Volgens klager heeft hij niets met drugshandel te maken gehad, hoewel vijf mensen zijn naam hadden genoemd. Klager heeft wel ooit eerder aan handel in drugs meegewerkt. Klager heeft gedurende het afdelingsarrest aan geen enkele activiteit mogen
deelnemen. Klager mocht niet in de Wanne gaan zitten met medepatiënten die een ‘naam’ hadden.
De urinecontrole van klager was positief en er is een contra-expertise aangevraagd. De inrichting heeft klager het voordeel van de twijfel gegeven en hem geen maatregel opgelegd. De contra-expertise is niet uitgevoerd en klager mocht zijn keycard
behouden. Pas later werd klager de maatregel van afdelingsarrest opgelegd, omdat medepatiënten zijn naam hadden genoemd als leverancier van softdrugs. In de kennisgeving wordt niet verwezen naar de positieve urinecontrole, maar in de schriftelijke
reactie van de inrichting wordt daarin ineens wel naar verwezen. Vervolgens meent de beklagrechter dat de positieve urinecontrole op zichzelf al de maatregel rechtvaardigde. De maatregel is echter niet opgelegd op grond van een positieve urinecontrole
en had ook niet op deze grond opgelegd mogen worden.

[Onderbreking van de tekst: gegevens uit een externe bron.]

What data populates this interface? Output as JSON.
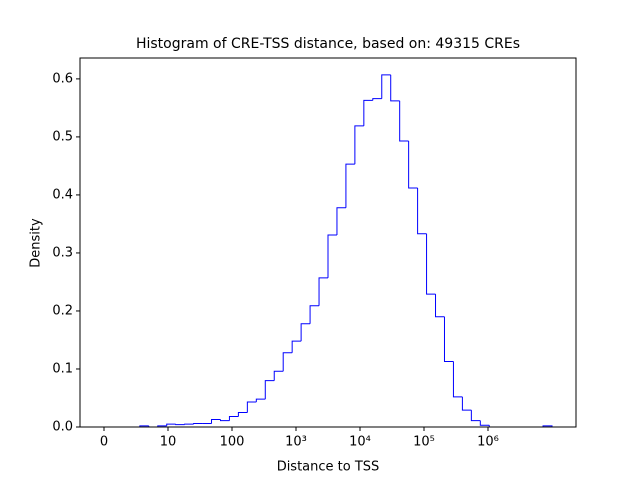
{
  "chart_data": {
    "type": "histogram",
    "title": "Histogram of CRE-TSS distance, based on: 49315 CREs",
    "xlabel": "Distance to TSS",
    "ylabel": "Density",
    "color": "#0000ff",
    "bins": [
      0,
      0.14,
      0.28,
      0.42,
      0.56,
      0.7,
      0.84,
      0.98,
      1.12,
      1.26,
      1.4,
      1.54,
      1.68,
      1.82,
      1.96,
      2.1,
      2.24,
      2.38,
      2.52,
      2.66,
      2.8,
      2.94,
      3.08,
      3.22,
      3.36,
      3.5,
      3.64,
      3.78,
      3.92,
      4.06,
      4.2,
      4.34,
      4.48,
      4.62,
      4.76,
      4.9,
      5.04,
      5.18,
      5.32,
      5.46,
      5.6,
      5.74,
      5.88,
      6.02,
      6.16,
      6.3,
      6.44,
      6.58,
      6.72,
      6.86,
      7.0
    ],
    "values": [
      0,
      0,
      0,
      0,
      0.002,
      0,
      0.002,
      0.005,
      0.004,
      0.005,
      0.006,
      0.006,
      0.013,
      0.011,
      0.018,
      0.025,
      0.043,
      0.048,
      0.08,
      0.096,
      0.128,
      0.148,
      0.178,
      0.209,
      0.257,
      0.331,
      0.378,
      0.453,
      0.519,
      0.563,
      0.566,
      0.607,
      0.562,
      0.493,
      0.412,
      0.333,
      0.229,
      0.19,
      0.113,
      0.052,
      0.029,
      0.011,
      0.003,
      0,
      0,
      0,
      0,
      0,
      0,
      0.002
    ],
    "xlim": [
      -0.375,
      7.375
    ],
    "xticks": [
      0,
      {
        "value": 1,
        "label": "10"
      },
      {
        "value": 2,
        "label": "100"
      },
      {
        "value": 3,
        "label": "10³"
      },
      {
        "value": 4,
        "label": "10⁴"
      },
      {
        "value": 5,
        "label": "10⁵"
      },
      {
        "value": 6,
        "label": "10⁶"
      }
    ],
    "ylim": [
      0,
      0.636
    ],
    "yticks": [
      {
        "value": 0,
        "label": "0.0"
      },
      0.1,
      0.2,
      0.3,
      0.4,
      0.5,
      0.6
    ]
  }
}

De verdenking van klagers betrokkenheid bij de handel in drugs komt slechts voort uit geruchten. De inrichting heeft nooit nader onderzoek gedaan naar de beweerde ‘handel en wandel’ van klager. Het afdelingsarrest van 9 september 2008 heeft bijna een
maand geduurd. Nu de inrichting geen nader onderzoek heeft gedaan is de duur van de maatregel disproportioneel.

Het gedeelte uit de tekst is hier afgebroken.